As the Institute of Medicine (IOM) has emphasized in its quality reports, utilizing informatics is a core competency required of all healthcare professions. Yet today the majority of nurses lack the skills they need as professionals to integrate IT seamlessly into their practice. This is a critical juncture for nurses, who comprise 55% of the U.S. healthcare workforce, number close to 3 million, and who must become more aware and involved in the national transformation of healthcare to realize the 10-year goal of Electronic Health Records for its citizens. As Angela McBride, University Dean Emerita at Indiana University School of Nursing stated, "There is no aspect of our profession that will be untouched by the informatics revolution in progress."

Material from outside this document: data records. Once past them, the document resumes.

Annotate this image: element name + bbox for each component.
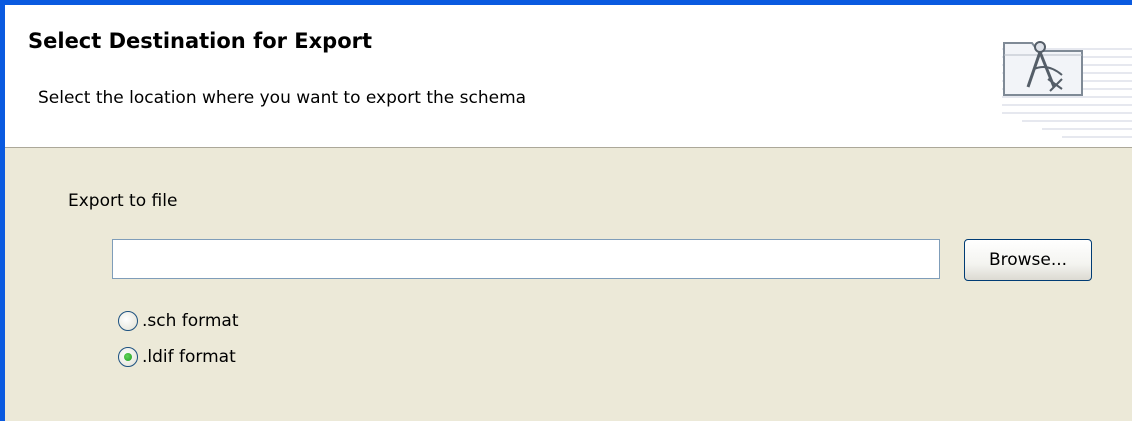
wizard-banner: Select Destination for Export Select the… <box>5 5 1132 148</box>
radio-ldif-format[interactable]: .ldif format <box>118 344 236 370</box>
radio-ldif-format-label: .ldif format <box>142 347 236 367</box>
radio-button-selected-icon[interactable] <box>118 347 138 367</box>
banner-title: Select Destination for Export <box>28 29 373 53</box>
wizard-dialog: Select Destination for Export Select the… <box>0 0 1132 421</box>
radio-button-unselected-icon[interactable] <box>118 311 138 331</box>
export-wizard-compass-icon <box>1002 41 1132 138</box>
export-file-path-input[interactable] <box>112 239 940 279</box>
browse-button[interactable]: Browse... <box>964 239 1092 281</box>
radio-sch-format-label: .sch format <box>142 311 239 331</box>
radio-sch-format[interactable]: .sch format <box>118 308 239 334</box>
radio-selected-dot-icon <box>124 353 132 361</box>
export-to-file-label: Export to file <box>68 191 178 211</box>
banner-description: Select the location where you want to ex… <box>38 88 527 108</box>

Over 100 nursing leaders from more than 70 organizations -- a diverse and comprehensive representation of nursing, informatics, and government agencies as well as technology vendors -- participated in the development of the TIGER vision and action plan last November in Bethesda, Maryland. The goal is to strengthen the voice of the nursing profession in the transformation of healthcare for the 21st century by creating a vision for the future of nursing that aligns with the national IT agenda proposed by the Office of the National Coordinator for Health Information Technology. Organizations participating in the TIGER Initiative believe that nursing must move forward to integrate information technology into education and practice. Each has pledged to incorporate the TIGER vision and action steps into the organization's strategic plans. Nursing leaders from the American Association of Colleges of Nursing (AACN), American Nurses Association (ANA), American Organization of Nurse Executives (AONE), National League for Nursing (NLN), Sigma Theta Tau International and many specialty organizations joined together to affirm the need for the profession to join in the TIGER Initiative.

The TIGER Initiative is supported by the Alliance for Nursing Informatics (ANI), a collaborative effort between the Healthcare Information and Management Systems Society (HIMSS) and the American Medical Informatics Association (AMIA). This project has been funded with a grant from the Robert Wood Johnson Foundation and with funds from the National Library of Medicine, National Institutes of Health, Department of Health and Human Services, under Contract No. N01-LM-6-3505 and the Agency for Healthcare Research and Quality (AHRQ). Additional organizations that sponsored the TIGER Initiative include: American Health Information Management Association (AHIMA), American Nurses Association (ANA), American Nursing Informatics Association (ANIA), Apptis, Audience Response Systems, Capital Area Roundtable on Informatics in Nursing (CARING), Cerner Corporation, Clinical Information Technology Program Office (CITPO), CliniComp Intl., CPM Resource Center, Eclipsys, Elsevier, GE Healthcare Systems, IBM, Independence Foundation, Marion J. Ball -- Johns Hopkins School of Nursing, McKesson, MITRE Corporation, Siemens, Sigma Theta Tau International, Tenet Healthcare, and Thomson Healthcare.